W drugim treningu Alonso ustanowił najlepszy czas dnia. Kolejny w klasyfikacji George Russell stracił do niego dwie dziesiąte sekundy a trzeci Max Verstappen – trzy dziesiąte.
Po rozczarowującym GP Bahrajnu, w trakcie którego Aston dysponował piątym najszybszym bolidem w stawce, Dżudda daje ekipie z Silverstone powody do optymizmu. Alonso zachowuje jednak ostrożność.
„Czuję się dobrze, ale oczywiście to tylko treningi. Z reguły jesteśmy podczas nich w lepszej formie, niż w kwalifikacjach. Pokazał to ubiegły rok i ostatni weekend w Bahrajnie. Myślę, że realizujemy inną strategię w zakresie obciążenia paliwem, trybów pracy silnika i tak dalej”.
„Kontynuujemy nasz program. Jeśli chodzi o sam bolid, to tak naprawdę nie doświadczyliśmy z nim żadnych problemów. Mamy także dość szerokie możliwości w zakresie doboru ustawień na piątek. Podsumowując, za nami bardzo udany dzień”.

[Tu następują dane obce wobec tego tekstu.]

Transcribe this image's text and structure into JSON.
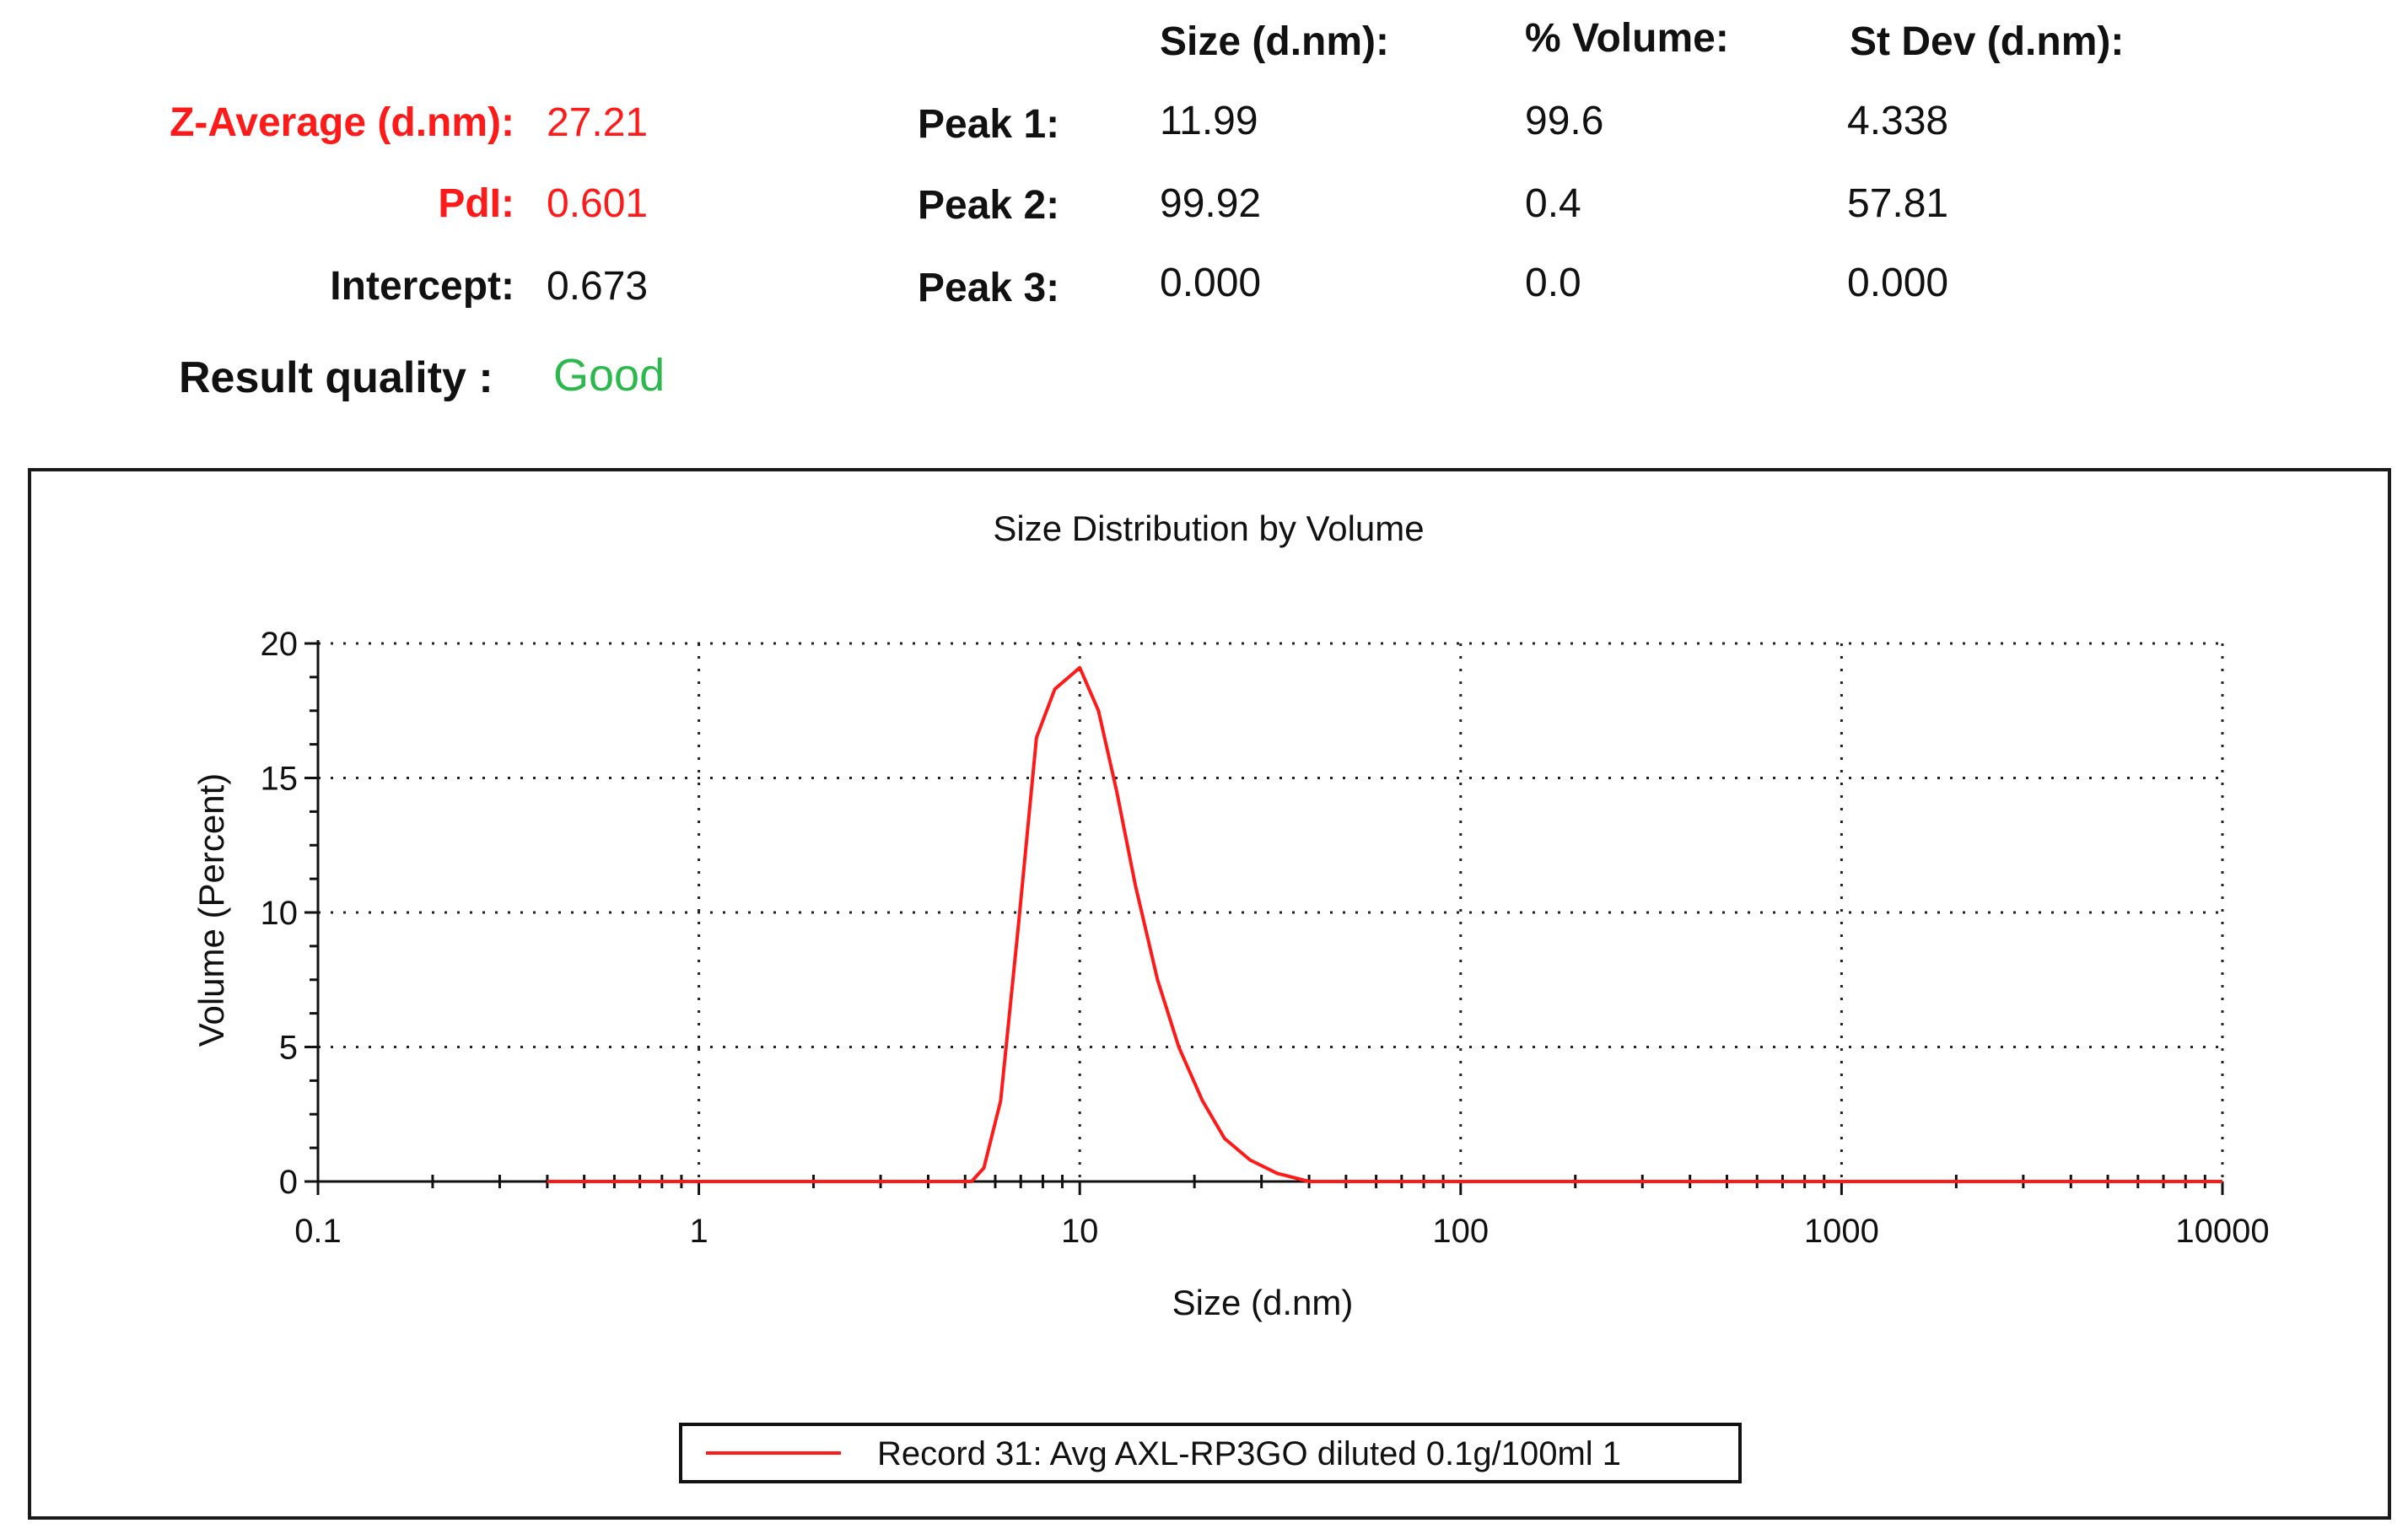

Wybiegając w przyszłość, ku kwalifikacjom, Alonso stwierdził, że
„nie ma pojęcia”, gdzie obecnie plasuje się jego ekipa, bo
„nie widział jeszcze żadnych danych”.
Zespołowy partner Alonso z Astona Martina – Lance Stroll, ukończył FP2 z szóstym czasem i stratą pięciu dziesiątych sekundy do lidera.